Sa dernière réalisation, L’État du Texas contre Melissa, retrace l’histoire de Melissa Lucio, première femme hispanique condamnée à mort au Texas pour avoir entraîné la mort de sa fille de deux ans malgré des preuves édifiantes de son innocence. Mère de quatorze enfants, dans une situation précaire, elle est victime d’une justice américaine intraitable et de calculs politiques intéressés, qui la retiennent dans les couloirs de la mort depuis 2008. Son dernier espoir repose désormais sur la Cour Suprême des États-Unis.

Sortie en salles le 15 septembre 2021.

 

Il s’agit d’un sujet que l’on m’a proposé. J’ai travaillé pour à peu près toutes les grosses émissions de TV française, et la chaîne M6 m’a proposé de faire un reportage sur les femmes dans le couloir de la mort. Bien que je connaissais déjà très bien la société américaine et le problème des inégalités au niveau carcéral, mon point de vue sur la peine de mort n’était pas très défini. Je crois que j’étais un peu comme la plupart des gens, c’est-à-dire que je me posais la question : fallait-il vraiment l’abolir pour tous les crimes ? J’étais donc très intéressée de me pencher sur le sujet.

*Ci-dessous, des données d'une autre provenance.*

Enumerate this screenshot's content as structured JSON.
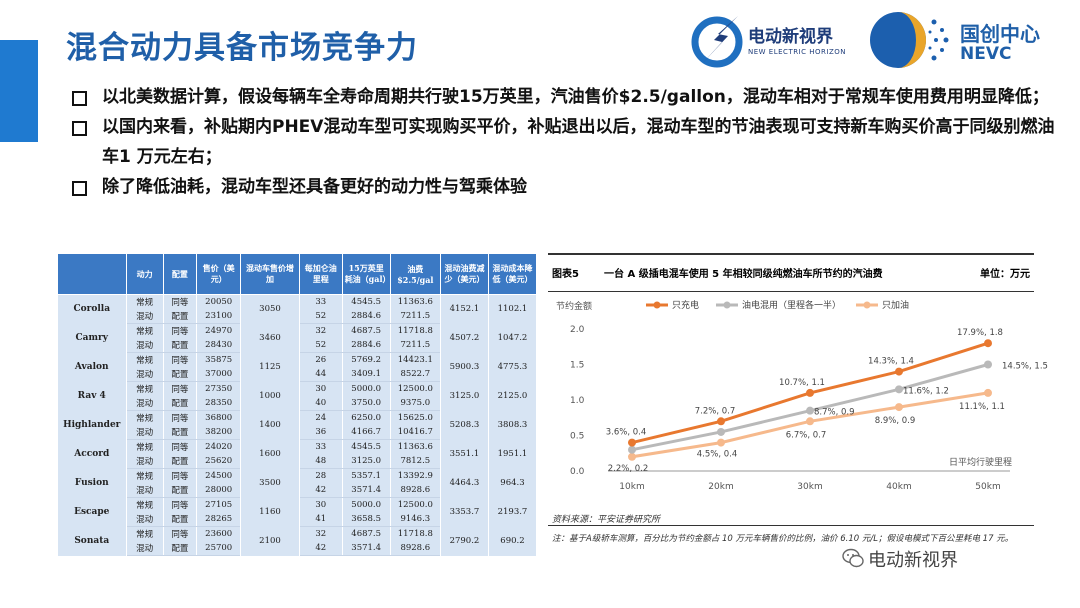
{
  "title": "混合动力具备市场竞争力",
  "logos": {
    "left_cn": "电动新视界",
    "left_en": "NEW ELECTRIC HORIZON",
    "right_cn": "国创中心",
    "right_en": "NEVC"
  },
  "bullets": [
    "以北美数据计算，假设每辆车全寿命周期共行驶15万英里，汽油售价$2.5/gallon，混动车相对于常规车使用费用明显降低；",
    "以国内来看，补贴期内PHEV混动车型可实现购买平价，补贴退出以后，混动车型的节油表现可支持新车购买价高于同级别燃油车1 万元左右；",
    "除了降低油耗，混动车型还具备更好的动力性与驾乘体验"
  ],
  "table": {
    "headers": [
      "",
      "动力",
      "配置",
      "售价（美元）",
      "混动车售价增加",
      "每加仑油里程",
      "15万英里耗油（gal）",
      "油费$2.5/gal",
      "混动油费减少（美元）",
      "混动成本降低（美元）"
    ],
    "rows": [
      {
        "car": "Corolla",
        "inc": "3050",
        "save": "4152.1",
        "pct": "1102.1",
        "sub": [
          {
            "power": "常规",
            "cfg": "同等",
            "price": "20050",
            "mpg": "33",
            "gal": "4545.5",
            "fuel": "11363.6"
          },
          {
            "power": "混动",
            "cfg": "配置",
            "price": "23100",
            "mpg": "52",
            "gal": "2884.6",
            "fuel": "7211.5"
          }
        ]
      },
      {
        "car": "Camry",
        "inc": "3460",
        "save": "4507.2",
        "pct": "1047.2",
        "sub": [
          {
            "power": "常规",
            "cfg": "同等",
            "price": "24970",
            "mpg": "32",
            "gal": "4687.5",
            "fuel": "11718.8"
          },
          {
            "power": "混动",
            "cfg": "配置",
            "price": "28430",
            "mpg": "52",
            "gal": "2884.6",
            "fuel": "7211.5"
          }
        ]
      },
      {
        "car": "Avalon",
        "inc": "1125",
        "save": "5900.3",
        "pct": "4775.3",
        "sub": [
          {
            "power": "常规",
            "cfg": "同等",
            "price": "35875",
            "mpg": "26",
            "gal": "5769.2",
            "fuel": "14423.1"
          },
          {
            "power": "混动",
            "cfg": "配置",
            "price": "37000",
            "mpg": "44",
            "gal": "3409.1",
            "fuel": "8522.7"
          }
        ]
      },
      {
        "car": "Rav 4",
        "inc": "1000",
        "save": "3125.0",
        "pct": "2125.0",
        "sub": [
          {
            "power": "常规",
            "cfg": "同等",
            "price": "27350",
            "mpg": "30",
            "gal": "5000.0",
            "fuel": "12500.0"
          },
          {
            "power": "混动",
            "cfg": "配置",
            "price": "28350",
            "mpg": "40",
            "gal": "3750.0",
            "fuel": "9375.0"
          }
        ]
      },
      {
        "car": "Highlander",
        "inc": "1400",
        "save": "5208.3",
        "pct": "3808.3",
        "sub": [
          {
            "power": "常规",
            "cfg": "同等",
            "price": "36800",
            "mpg": "24",
            "gal": "6250.0",
            "fuel": "15625.0"
          },
          {
            "power": "混动",
            "cfg": "配置",
            "price": "38200",
            "mpg": "36",
            "gal": "4166.7",
            "fuel": "10416.7"
          }
        ]
      },
      {
        "car": "Accord",
        "inc": "1600",
        "save": "3551.1",
        "pct": "1951.1",
        "sub": [
          {
            "power": "常规",
            "cfg": "同等",
            "price": "24020",
            "mpg": "33",
            "gal": "4545.5",
            "fuel": "11363.6"
          },
          {
            "power": "混动",
            "cfg": "配置",
            "price": "25620",
            "mpg": "48",
            "gal": "3125.0",
            "fuel": "7812.5"
          }
        ]
      },
      {
        "car": "Fusion",
        "inc": "3500",
        "save": "4464.3",
        "pct": "964.3",
        "sub": [
          {
            "power": "常规",
            "cfg": "同等",
            "price": "24500",
            "mpg": "28",
            "gal": "5357.1",
            "fuel": "13392.9"
          },
          {
            "power": "混动",
            "cfg": "配置",
            "price": "28000",
            "mpg": "42",
            "gal": "3571.4",
            "fuel": "8928.6"
          }
        ]
      },
      {
        "car": "Escape",
        "inc": "1160",
        "save": "3353.7",
        "pct": "2193.7",
        "sub": [
          {
            "power": "常规",
            "cfg": "同等",
            "price": "27105",
            "mpg": "30",
            "gal": "5000.0",
            "fuel": "12500.0"
          },
          {
            "power": "混动",
            "cfg": "配置",
            "price": "28265",
            "mpg": "41",
            "gal": "3658.5",
            "fuel": "9146.3"
          }
        ]
      },
      {
        "car": "Sonata",
        "inc": "2100",
        "save": "2790.2",
        "pct": "690.2",
        "sub": [
          {
            "power": "常规",
            "cfg": "同等",
            "price": "23600",
            "mpg": "32",
            "gal": "4687.5",
            "fuel": "11718.8"
          },
          {
            "power": "混动",
            "cfg": "配置",
            "price": "25700",
            "mpg": "42",
            "gal": "3571.4",
            "fuel": "8928.6"
          }
        ]
      }
    ]
  },
  "chart_header": {
    "fig": "图表5",
    "title": "一台 A 级插电混车使用 5 年相较同级纯燃油车所节约的汽油费",
    "unit": "单位：万元"
  },
  "chart_data": {
    "type": "line",
    "categories": [
      "10km",
      "20km",
      "30km",
      "40km",
      "50km"
    ],
    "ylabel": "节约金额",
    "xlabel": "日平均行驶里程",
    "ylim": [
      0,
      2.0
    ],
    "yticks": [
      "0.0",
      "0.5",
      "1.0",
      "1.5",
      "2.0"
    ],
    "legend_position": "top",
    "series": [
      {
        "name": "只充电",
        "color": "#e8782f",
        "values": [
          0.4,
          0.7,
          1.1,
          1.4,
          1.8
        ],
        "labels": [
          "3.6%, 0.4",
          "7.2%, 0.7",
          "10.7%, 1.1",
          "14.3%, 1.4",
          "17.9%, 1.8"
        ]
      },
      {
        "name": "油电混用（里程各一半）",
        "color": "#b9b9b9",
        "values": [
          0.3,
          0.55,
          0.85,
          1.15,
          1.5
        ],
        "labels": [
          "",
          "",
          "8.7%, 0.9",
          "11.6%, 1.2",
          "14.5%, 1.5"
        ]
      },
      {
        "name": "只加油",
        "color": "#f6b98c",
        "values": [
          0.2,
          0.4,
          0.7,
          0.9,
          1.1
        ],
        "labels": [
          "2.2%, 0.2",
          "4.5%, 0.4",
          "6.7%, 0.7",
          "8.9%, 0.9",
          "11.1%, 1.1"
        ]
      }
    ]
  },
  "chart_source": "资料来源：平安证券研究所",
  "chart_note": "注：基于A级轿车测算，百分比为节约金额占 10 万元车辆售价的比例，油价 6.10 元/L；假设电模式下百公里耗电 17 元。",
  "watermark": "电动新视界"
}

Comme beaucoup de monde, et beaucoup d’américain·e·s, je croyais que quelqu’un qui était condamné à la peine de mort était forcément coupable, qu’il n’était pas possible d’ordonner la mort d’une personne « pour rien ».

Cela peut sembler choquant aujourd’hui, mais c’était la réalité : je ne savais pas encore comment me positionner. Lorsque l’on me demande comment je peux être certaine de ce que j’avance, je comprends : la question qui revient sans cesse depuis la sortie du film est « Si Melissa est innocente, pourquoi est-elle dans le couloir de la mort ? ». Aujourd’hui, cette question m’horripile, mais c’est une question que je me posais moi-même.

 

Ce qui m’a choqué, c’est le système tout entier. En tout cas aux États-Unis, car c’est le territoire que je connais par rapport à la peine de mort. Pour être dans le couloir de la mort, il faut être pauvre. Si l’on n’est pas pauvre, noir, hispanique ou atteint·e d’une maladie mentale, on n’est pas dans le couloir de la mort aux États-Unis. Je mets au défi n’importe qui d’aller chercher quelqu’un qui ait de l’argent et qui soit condamné à mort dans ce pays, ça n’existe pas. Ils·elles ont tous·tes eu un·e avocat·e commis d’office, et ont dû refuser un accord – souvent 30 ans ou plus.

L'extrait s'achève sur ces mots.